[Capa] O Colecionador – John Fowles

Conheci o livro O Colecionador, de John Fowles, através de um desapego literário. A obra, lançada em 1963, me chamou a atenção, primeiramente pela capa.

Em um contexto completamente minimalista, a capa tem apenas uma borboleta de um tom azul que é impossível não notar. E quando paramos para observar mais de perto, percebemos que na verdade ela está morta, pregada por uma tachinha em uma espécie de quadro branco.
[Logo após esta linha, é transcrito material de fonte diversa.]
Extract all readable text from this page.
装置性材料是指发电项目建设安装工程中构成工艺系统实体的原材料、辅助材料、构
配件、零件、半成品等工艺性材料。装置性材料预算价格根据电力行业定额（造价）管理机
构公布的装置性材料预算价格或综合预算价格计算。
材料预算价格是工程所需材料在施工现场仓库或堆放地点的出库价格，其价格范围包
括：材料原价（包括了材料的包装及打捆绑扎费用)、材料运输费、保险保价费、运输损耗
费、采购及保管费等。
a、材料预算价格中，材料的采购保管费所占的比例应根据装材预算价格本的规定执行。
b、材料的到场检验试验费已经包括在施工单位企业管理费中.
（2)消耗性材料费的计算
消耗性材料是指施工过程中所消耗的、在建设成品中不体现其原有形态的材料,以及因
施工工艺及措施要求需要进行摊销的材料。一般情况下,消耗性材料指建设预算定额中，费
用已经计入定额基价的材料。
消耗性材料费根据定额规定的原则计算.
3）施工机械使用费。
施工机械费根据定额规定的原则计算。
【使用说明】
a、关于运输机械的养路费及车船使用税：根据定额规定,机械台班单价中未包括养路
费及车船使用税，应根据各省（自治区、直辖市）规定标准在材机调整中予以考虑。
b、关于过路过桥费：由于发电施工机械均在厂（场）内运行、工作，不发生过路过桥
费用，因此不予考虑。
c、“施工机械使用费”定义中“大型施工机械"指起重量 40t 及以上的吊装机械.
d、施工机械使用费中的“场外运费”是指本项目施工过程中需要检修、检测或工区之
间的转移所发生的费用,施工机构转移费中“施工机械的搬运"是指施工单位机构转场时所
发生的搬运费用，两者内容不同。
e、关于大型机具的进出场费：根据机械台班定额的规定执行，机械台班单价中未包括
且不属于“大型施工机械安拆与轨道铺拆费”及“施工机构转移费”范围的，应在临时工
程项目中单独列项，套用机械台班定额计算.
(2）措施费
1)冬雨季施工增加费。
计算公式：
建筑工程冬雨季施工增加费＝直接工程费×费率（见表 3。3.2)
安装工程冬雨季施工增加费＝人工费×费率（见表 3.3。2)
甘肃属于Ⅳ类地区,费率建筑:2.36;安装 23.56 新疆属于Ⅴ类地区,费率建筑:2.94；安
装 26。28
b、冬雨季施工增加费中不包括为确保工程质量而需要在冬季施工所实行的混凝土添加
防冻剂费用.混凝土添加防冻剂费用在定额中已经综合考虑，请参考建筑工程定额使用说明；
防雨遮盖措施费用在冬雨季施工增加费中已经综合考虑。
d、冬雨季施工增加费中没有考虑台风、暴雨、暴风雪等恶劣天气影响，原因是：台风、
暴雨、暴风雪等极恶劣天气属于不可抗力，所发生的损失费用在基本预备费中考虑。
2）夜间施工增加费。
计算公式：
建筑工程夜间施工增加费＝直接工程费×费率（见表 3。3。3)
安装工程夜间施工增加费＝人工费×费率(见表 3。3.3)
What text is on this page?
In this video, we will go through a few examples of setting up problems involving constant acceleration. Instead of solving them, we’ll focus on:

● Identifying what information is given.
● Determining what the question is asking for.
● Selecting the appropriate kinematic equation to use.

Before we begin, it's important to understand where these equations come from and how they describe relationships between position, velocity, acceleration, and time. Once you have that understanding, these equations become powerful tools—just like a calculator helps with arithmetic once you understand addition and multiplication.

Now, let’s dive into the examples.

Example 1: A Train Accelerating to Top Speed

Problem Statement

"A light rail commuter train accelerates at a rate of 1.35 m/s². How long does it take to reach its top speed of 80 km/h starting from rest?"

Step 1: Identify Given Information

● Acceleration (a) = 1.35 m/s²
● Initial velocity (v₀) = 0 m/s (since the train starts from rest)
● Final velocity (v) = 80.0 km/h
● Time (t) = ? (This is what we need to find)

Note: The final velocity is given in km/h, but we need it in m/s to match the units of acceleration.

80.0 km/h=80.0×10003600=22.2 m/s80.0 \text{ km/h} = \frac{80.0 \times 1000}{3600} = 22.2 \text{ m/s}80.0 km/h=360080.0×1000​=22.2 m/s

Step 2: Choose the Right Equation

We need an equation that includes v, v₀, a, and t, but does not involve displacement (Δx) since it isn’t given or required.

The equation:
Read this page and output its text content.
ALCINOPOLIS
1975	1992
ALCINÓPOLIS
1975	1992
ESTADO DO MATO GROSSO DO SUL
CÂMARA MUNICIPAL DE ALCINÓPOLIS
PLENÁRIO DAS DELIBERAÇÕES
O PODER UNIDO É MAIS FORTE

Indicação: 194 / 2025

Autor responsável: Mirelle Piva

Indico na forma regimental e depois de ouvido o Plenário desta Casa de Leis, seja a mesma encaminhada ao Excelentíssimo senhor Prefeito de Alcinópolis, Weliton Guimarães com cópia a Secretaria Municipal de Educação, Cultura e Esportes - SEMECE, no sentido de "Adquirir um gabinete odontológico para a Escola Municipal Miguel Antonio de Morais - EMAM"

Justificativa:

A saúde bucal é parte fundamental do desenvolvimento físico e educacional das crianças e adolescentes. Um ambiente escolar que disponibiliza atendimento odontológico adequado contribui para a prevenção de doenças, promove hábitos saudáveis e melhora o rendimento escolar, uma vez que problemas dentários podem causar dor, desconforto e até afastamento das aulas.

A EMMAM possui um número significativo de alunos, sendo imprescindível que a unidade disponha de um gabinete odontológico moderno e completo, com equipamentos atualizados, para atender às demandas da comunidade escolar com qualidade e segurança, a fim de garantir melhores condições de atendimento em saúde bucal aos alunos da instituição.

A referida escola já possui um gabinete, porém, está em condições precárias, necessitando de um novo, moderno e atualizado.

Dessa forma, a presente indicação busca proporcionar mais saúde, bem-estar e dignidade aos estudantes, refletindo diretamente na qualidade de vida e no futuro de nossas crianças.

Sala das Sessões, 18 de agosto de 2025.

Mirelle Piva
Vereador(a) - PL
O que nos leva imediatamente a ler a sinopse, e, assim, despertar uma curiosidade imensa sobre a trama que envolve Frederick Clegg e Miranda Gray.

A história

O Colecionador é um clássico do suspense/terror psicológico, que narra a história do jovem retraído Frederick Clegg, um funcionário público que coleciona borboletas e, subitamente, se torna dono de uma fortuna.

Ele então passa a ter uma ambição: sequestrar a bela Miranda, seu amor platônico, para mantê-la prisioneira em uma casa afastada até que a moça demonstre interesse por ele.

O livro se divide em quatro partes: na primeira, acompanhamos o ponto de vista de Frederick, na segunda, o de Miranda. A narrativa dele é toda sobre Miranda. Ela é o objeto de obsessão.

A ação demora a começar, mas o relato tão intenso, que isso não nos incomoda. Já sabemos imediatamente que ele está nos levando para dentro da sua mente e que o ambiente não é saudável.

Já a narrativa de Miranda é sobre como ela se sente em cativeiro e, mais ainda, sobre a vida que deixou para trás. A terceira e quarta partes são mais breves e trazem o desfecho da história, também pelos dois pontos de vista.

Nova edição

O Colecionador é o primeiro livro de John Fowles, e ficou anos esgotado no Brasil, apesar de já ser considerado um clássico de sua época. Publicado pela primeira vez em 1963 e adaptado para o cinema dois anos depois, foi relançado pela DarkSide Books em 2018, em uma belíssima edição de 400 páginas, com direito a capa dura e uma introdução exclusiva de ninguém mais ninguém menos que Stephen King.

Além da clara influência que a obra de Fowles trouxe para o mestre do terror, como em Misery (Louca Obsessão), onde dois personagens ficam trancados em uma casa, um vítima da obsessão do outro, o título também inspirou autores como Thomas Harris, que confessa que não teria escrito O Silêncio dos Inocentes sem este livro.

DarksideBooks/Reprodução Twitter

Essa obra-prima continua perigosamente atual. Best-seller internacional, o grande romance de John Fowles ganhou uma edição digna de colecionador, com aquele padrão de qualidade psicopata que só a DarkSide Books tem.